5. Tendering holders of Units whose Units are registered in their own name and who tender directly to Computershare Trust Company, N.A. (the “Depositary”), will not be obligated to pay brokerage fees or commissions or, except as set forth in Instruction 6 of the Letter of Transmittal, transfer taxes on the purchase of Units by OCI pursuant to the Offer. However, U.S. federal backup withholding tax at a rate of 24% may be required, unless an exemption is available or unless a holder’s tax identification information is provided. See Instruction 9 of the Letter of Transmittal.

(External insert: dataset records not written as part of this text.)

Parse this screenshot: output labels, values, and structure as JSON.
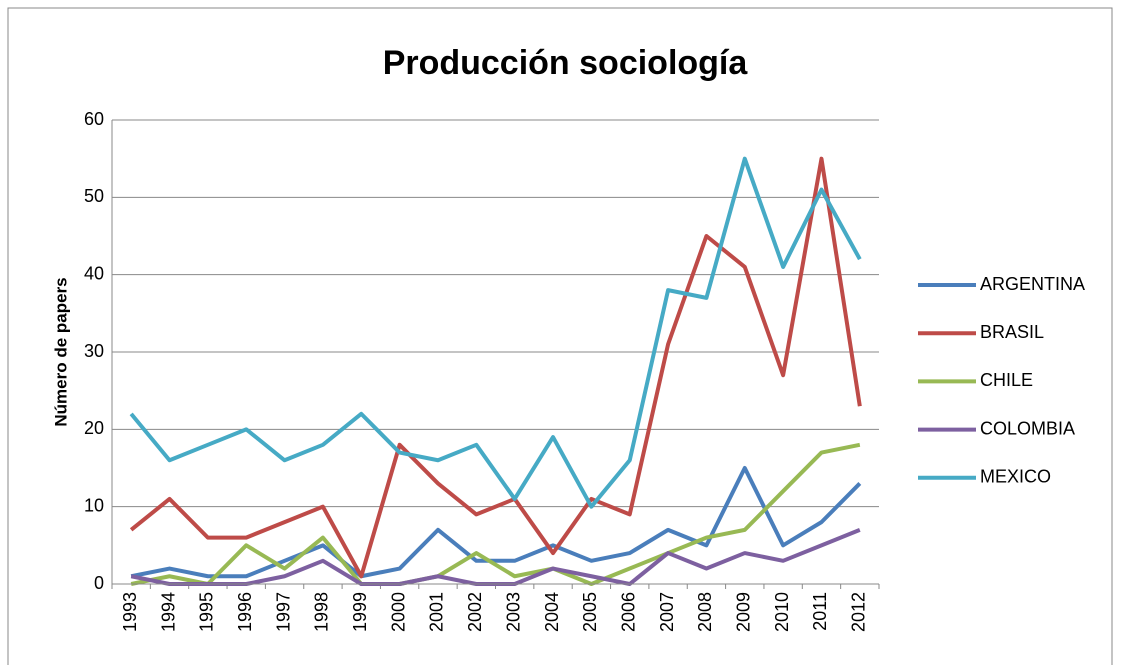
{
  "chart_data": {
    "type": "line",
    "title": "Producción sociología",
    "y_label": "Número de papers",
    "categories": [
      "1993",
      "1994",
      "1995",
      "1996",
      "1997",
      "1998",
      "1999",
      "2000",
      "2001",
      "2002",
      "2003",
      "2004",
      "2005",
      "2006",
      "2007",
      "2008",
      "2009",
      "2010",
      "2011",
      "2012"
    ],
    "series": [
      {
        "name": "ARGENTINA",
        "color": "#4a7ebb",
        "values": [
          1,
          2,
          1,
          1,
          3,
          5,
          1,
          2,
          7,
          3,
          3,
          5,
          3,
          4,
          7,
          5,
          15,
          5,
          8,
          13
        ]
      },
      {
        "name": "BRASIL",
        "color": "#be4b48",
        "values": [
          7,
          11,
          6,
          6,
          8,
          10,
          1,
          18,
          13,
          9,
          11,
          4,
          11,
          9,
          31,
          45,
          41,
          27,
          55,
          23
        ]
      },
      {
        "name": "CHILE",
        "color": "#98b954",
        "values": [
          0,
          1,
          0,
          5,
          2,
          6,
          0,
          0,
          1,
          4,
          1,
          2,
          0,
          2,
          4,
          6,
          7,
          12,
          17,
          18
        ]
      },
      {
        "name": "COLOMBIA",
        "color": "#7d60a0",
        "values": [
          1,
          0,
          0,
          0,
          1,
          3,
          0,
          0,
          1,
          0,
          0,
          2,
          1,
          0,
          4,
          2,
          4,
          3,
          5,
          7
        ]
      },
      {
        "name": "MEXICO",
        "color": "#46aac5",
        "values": [
          22,
          16,
          18,
          20,
          16,
          18,
          22,
          17,
          16,
          18,
          11,
          19,
          10,
          16,
          38,
          37,
          55,
          41,
          51,
          42
        ]
      }
    ],
    "ylim": [
      0,
      60
    ],
    "yticks": [
      0,
      10,
      20,
      30,
      40,
      50,
      60
    ],
    "grid": true,
    "legend": "right"
  }
}
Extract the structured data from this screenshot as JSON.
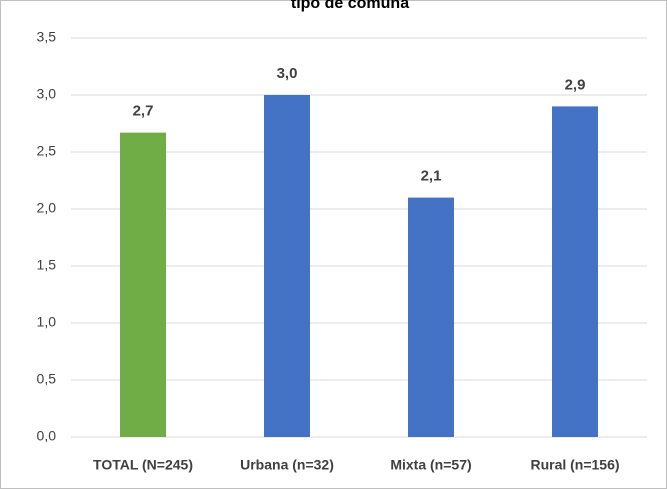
{
  "chart_data": {
    "type": "bar",
    "title": "tipo de comuna",
    "categories": [
      "TOTAL (N=245)",
      "Urbana (n=32)",
      "Mixta (n=57)",
      "Rural (n=156)"
    ],
    "values": [
      2.67,
      3.0,
      2.1,
      2.9
    ],
    "value_labels": [
      "2,7",
      "3,0",
      "2,1",
      "2,9"
    ],
    "colors": [
      "#70ad47",
      "#4472c4",
      "#4472c4",
      "#4472c4"
    ],
    "ylim": [
      0,
      3.5
    ],
    "yticks": [
      {
        "value": 0,
        "label": "0,0"
      },
      {
        "value": 0.5,
        "label": "0,5"
      },
      {
        "value": 1,
        "label": "1,0"
      },
      {
        "value": 1.5,
        "label": "1,5"
      },
      {
        "value": 2,
        "label": "2,0"
      },
      {
        "value": 2.5,
        "label": "2,5"
      },
      {
        "value": 3,
        "label": "3,0"
      },
      {
        "value": 3.5,
        "label": "3,5"
      }
    ],
    "grid": true
  }
}
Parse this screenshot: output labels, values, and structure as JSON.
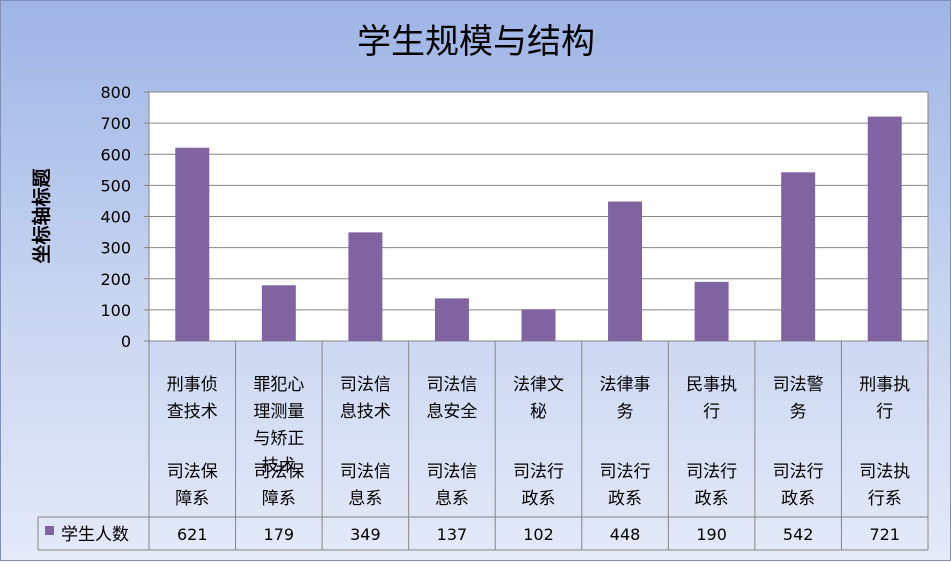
{
  "chart_data": {
    "type": "bar",
    "title": "学生规模与结构",
    "xlabel": "",
    "ylabel": "坐标轴标题",
    "ylim": [
      0,
      800
    ],
    "yticks": [
      0,
      100,
      200,
      300,
      400,
      500,
      600,
      700,
      800
    ],
    "grid": true,
    "legend": "bottom-left (data table)",
    "categories": [
      {
        "major": [
          "刑事侦",
          "查技术"
        ],
        "minor": [
          "司法保",
          "障系"
        ]
      },
      {
        "major": [
          "罪犯心",
          "理测量",
          "与矫正",
          "技术"
        ],
        "minor": [
          "司法保",
          "障系"
        ]
      },
      {
        "major": [
          "司法信",
          "息技术"
        ],
        "minor": [
          "司法信",
          "息系"
        ]
      },
      {
        "major": [
          "司法信",
          "息安全"
        ],
        "minor": [
          "司法信",
          "息系"
        ]
      },
      {
        "major": [
          "法律文",
          "秘"
        ],
        "minor": [
          "司法行",
          "政系"
        ]
      },
      {
        "major": [
          "法律事",
          "务"
        ],
        "minor": [
          "司法行",
          "政系"
        ]
      },
      {
        "major": [
          "民事执",
          "行"
        ],
        "minor": [
          "司法行",
          "政系"
        ]
      },
      {
        "major": [
          "司法警",
          "务"
        ],
        "minor": [
          "司法行",
          "政系"
        ]
      },
      {
        "major": [
          "刑事执",
          "行"
        ],
        "minor": [
          "司法执",
          "行系"
        ]
      }
    ],
    "series": [
      {
        "name": "学生人数",
        "color": "#8064a2",
        "values": [
          621,
          179,
          349,
          137,
          102,
          448,
          190,
          542,
          721
        ]
      }
    ]
  }
}
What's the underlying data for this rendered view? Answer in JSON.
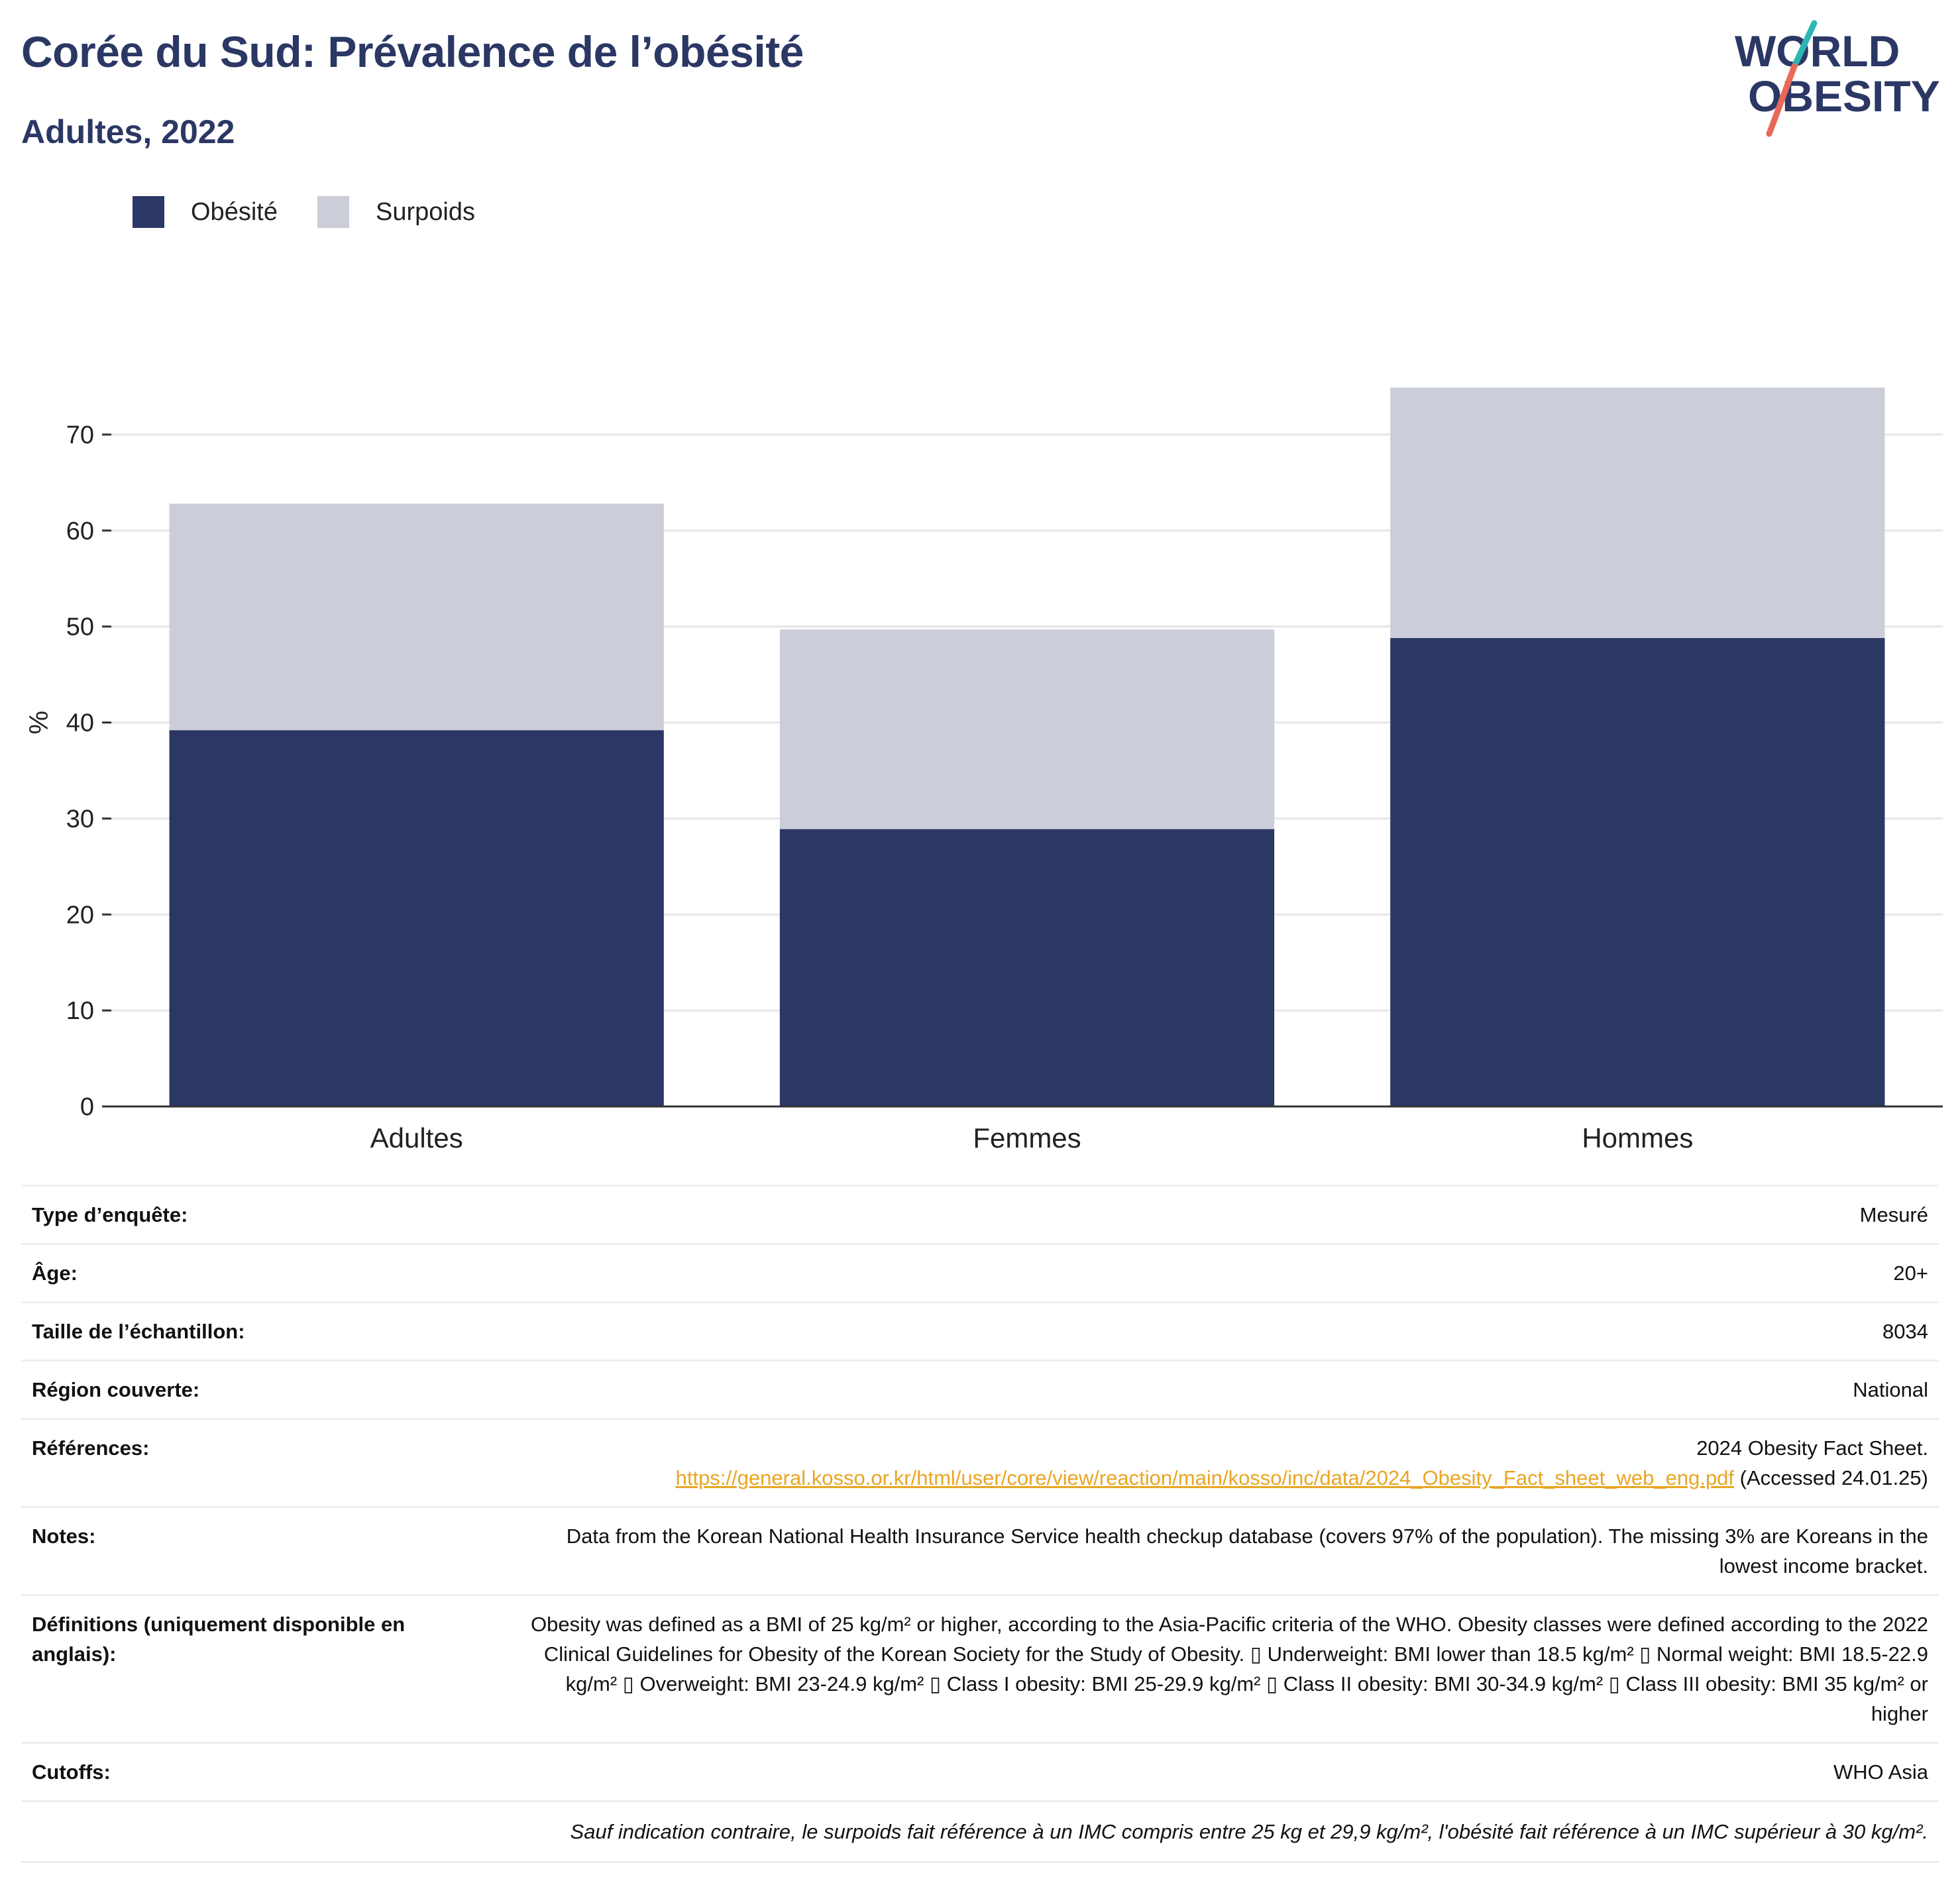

6. Notwithstanding any other provision of the Offer, payment for Units accepted for payment pursuant to the Offer will in all cases be made only after timely receipt by the Depositary of (a) a properly completed and duly executed Letter of Transmittal and any other documents required by the Letter of Transmittal or (b) a confirmation of a book-entry transfer of such Units (a “Book-Entry Confirmation”) with the Depositary’s account at The Depositary Trust Company (an Agent’s Message (as defined in the Offer to Purchase) in lieu of the Letter of Transmittal will be sufficient for these purposes). Accordingly, tendering holders may be paid at different times depending upon when certificates for Units or Book-Entry Confirmations with respect to Units are actually received by the Depositary. Under no circumstances will interest on the purchase price of the tendered Units be paid by OCI, regardless of any extension of the Offer or any delay in making such payment.

The Offer is being made only by the Offer to Purchase and the related Letter of Transmittal and any amendments or supplements thereto, and is being made to all holders of the Units. The Offer is not being made to (nor will tenders be accepted from or on behalf of) holders of Units in any jurisdiction where the making of the Offer or the acceptance thereof would not be in compliance with the laws of such jurisdiction.

If you wish to have us tender any or all of the Units held by us for your account, please so instruct us by completing, executing, detaching and returning to us the instruction form set forth herein. If you authorize the tender of your Units, all such Units will be tendered unless otherwise specified below. An envelope to return your instructions to us is enclosed. Your instructions should be forwarded to us in ample time to permit us to submit a tender on your behalf prior to the Expiration Date (as defined in the Offer to Purchase).


Instructions with respect to the

Offer to Purchase for Cash

All Outstanding Common Units Representing Limited Partner Interests

in

OCI Partners LP

by

OCIP Holding II LLC

a wholly owned subsidiary of

OCI N.V.

The undersigned acknowledge(s) receipt of your letter, the enclosed Offer to Purchase, dated June 4, 2018, and the related Letter of Transmittal (which, together with any amendments or supplements thereto, collectively constitute the “Offer”) in connection with the offer by OCIP Holding II LLC (“Holding II”), a Delaware limited liability company and a wholly owned subsidiary of OCI N.V., a Dutch public limited company (“Parent” and together with Holding II, “OCI”), to purchase all outstanding common units representing limited partner interests (the “Units”) in OCI Partners LP, a Delaware limited partnership (“OCIP”), not currently held by OCI or its affiliates, at a price of $11.00 per Unit, net to the seller in cash, without interest thereon and less any applicable withholding taxes, upon the terms and subject to the conditions set forth in the Offer to Purchase.

This will instruct you to tender to OCI the number of Units indicated below (or, if no number is indicated below, all Units) which are held by you for the account of the undersigned, upon the terms and subject to the conditions set forth in the Offer.

Number of Units to be Tendered*:

 

SIGN HERE:

Account No.:

Signature(s):

Dated:

Print Name(s):

Address(es):

Area Code and Telephone Number:

Tax Identification or Social Security Number:

 

* Unless otherwise indicated, it will be assumed that all Units held by us for your account are to be tendered.